発達障害とPD
発達障害についての認識が高まるにつれて、従来のPDの分類にとりわけ大きな影響を与えたのが、DSMのカテゴリカルなPDの分類のうちA群に属するスキゾイドPDやスキゾタイパルPDである。DSMのスキゾイドPDは「社会的関係からの離脱および全般的な無関心ならびに対人関係における感情の幅の狭さの広汎なパターンを特徴とする」(DSM-5)(DSM-5)とされた。要するに「関係が希薄で孤立傾向のある人」は、DSMにおいてはスキゾイドPDやスキゾタイパルPDに属するものとして理解されて来たのである。しかし神経発達障害についての関心が高まるにつれて、これまでそれらに属すると理解されてきた人の一部は、実は発達障害に該当するのではないかと考えられるようになったのである。DSM-5及びDSM‐5‐TRでは、スキゾイド、スキゾタイパルPDについては神経発達障害との鑑別について言及されているものの、その記載には明確さを欠いているという印象を受ける。
さらにはDSM-5の作成段階ではスキゾイドPDという概念の処遇そのものが問題とされたという。そしてそもそもスキゾイドPDという診断がまれであり、削除されるべきとの案もあったという(織部, 鬼塚 2014)。結局DSM-5の第3部に所収されたPDの「代替案」からは、スキゾイドPDの名称が消えることとなった。そしてそれが「感情制限型」と「引きこもり型」に解体され、それぞれをスキゾタイパルPDと回避性PDに分けられるという方策がとられたという(織部, 鬼塚 2014)。(織部直弥、鬼塚俊明、シゾイドパーソナリティ障害/スキゾイドパーソナリティ DSM-5を読み解く 5 神経認知障害群、パーソナリティ障害群、性別違和、パラフィリア障害群、性機能不全群 神庭重信、池田学 編 中山書店 2014 pp171-174.)。
筆者もまた従来のDSMにおける上述のスキゾイドPDの定義に合致するような、人に関心もなく、こころも動かないような人間はそもそも稀ではないかと考えていた。一見そのようなふるまいをする患者の多くは実は対人場面でぎこちなさを自覚し、緊張するという体験を持っているのがふつうである。そしてスキゾイドPDの代わりに残ったスキゾタイパルPDは、「関係念慮、奇妙な/魔術的思考、錯覚、疑い深さ、親しい友人の欠如」に続いて「過剰な社交不安」(DSM-5)が挙げられている。つまり従来スキゾイドPDと呼ばれていた人々は、実は恥の感情に悩む側面を持つものとして再概念化されたことになる。そしてそれらの中にASDが含まれている可能性があるのだ。

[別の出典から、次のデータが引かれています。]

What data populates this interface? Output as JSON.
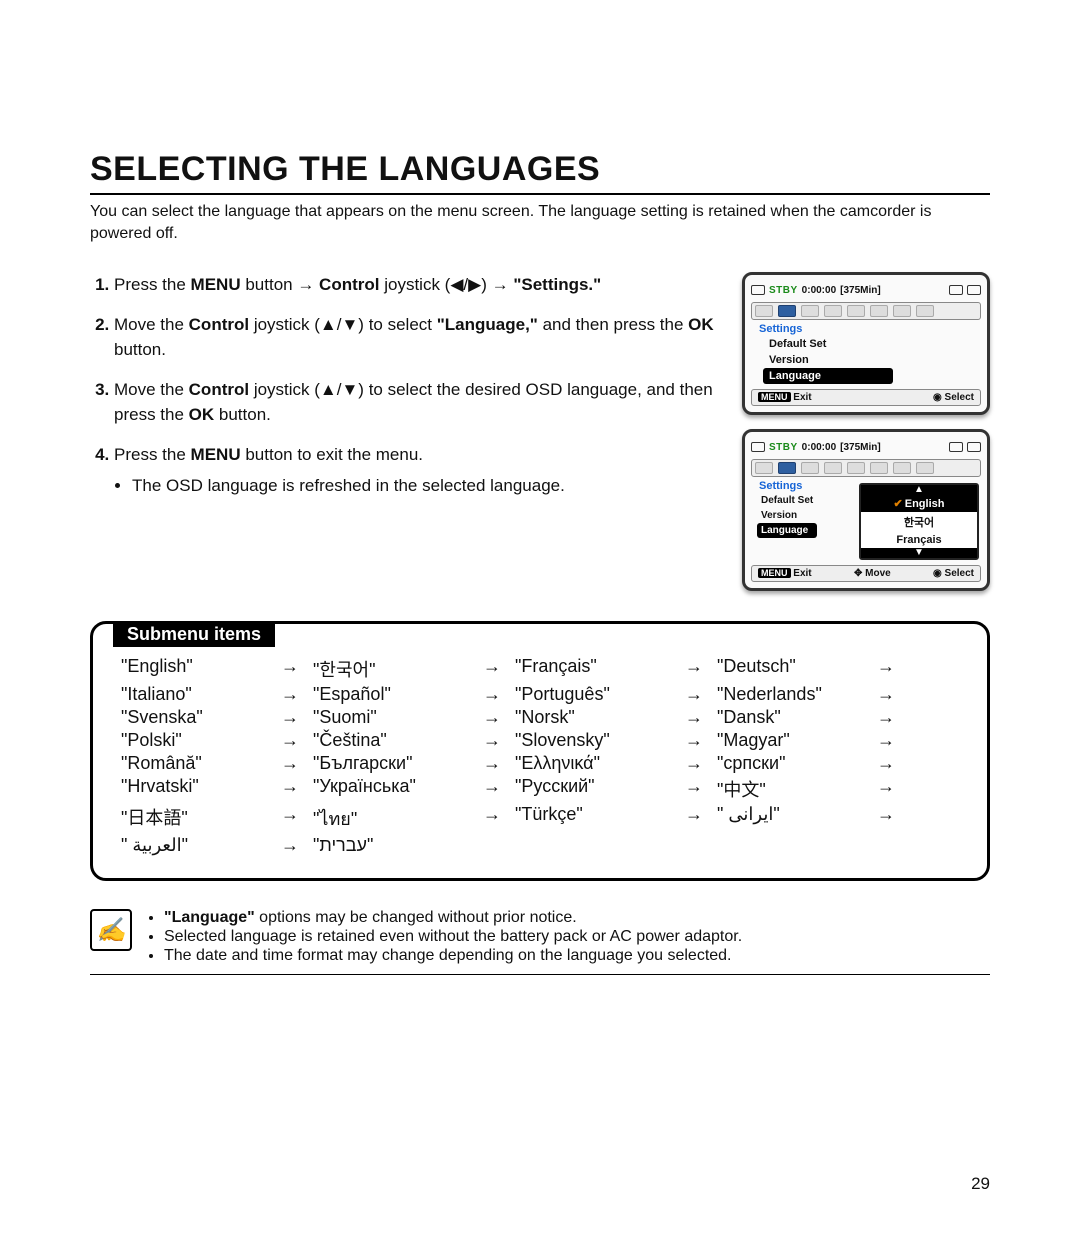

むろん神経発達障害とPDは異なる疾患概念である。しかし両者はいずれもソーシャルスキルの低さという点において共通した特徴を持っている。そして両者の特徴を備え、どちらかに分類することのできない人々が多いと考えるべきであろう。
ちなみに私がここで述べた考えの証左となるような研究もおこなわれている。ASDとPDとの違いについての研究は散見されるが、そこで強調されることの一つは、ToM(セオリーオブマインド、心の理論)ないしは社会的認知(social cognition (SC))との関連である。ToMとは要するに他人の心の状態をどの程度理解できるかという問題である。ある研究はASDとスキゾイドPD、スキゾタイパルPDとの鑑別が一番難しいというDSM-5の記載を受けて、両者における社会的認知の欠陥の程度を調べた。Booules-Katri らはadvanced ToM test を、ASDとスキゾイド/スキゾタイパルPD、コントロール群に実施した。このadvanced ToMというテストは情緒コンポーネントと認知コンポーネントに分かれるが、ASDでは両方が低かったのに対し、スキゾイド/スキゾタイパルPDでは明らかに認知コンポーネントが低かったという。またStanfield 達はfMRIで社会的認知を調べ、扁桃核の興奮がスキゾタイパルPDで見られたという。そしてこれはASDではSCが低く、スキゾイドでは高いという説だけでなく、スキゾタイパルPDでも感情は動いているということを示していることになる。
ともかくもこのASDに対する関心の高まりがもたらしたのは、PDの概念に神経発達障害的な要素を読み込まないという従来の方針は理屈に合わないのではないか、ということである。これとの関係で、ICDではASDスキゾタイパル、cyclethymic OCD CPTSD などについて、それはPDに重なる点を認めるものの、あえて個別のPDを診断することには抑制的な記述がみられる。p.517 ただしもう一つの方針としては、PDも診断につけるという形もあり得るだろう。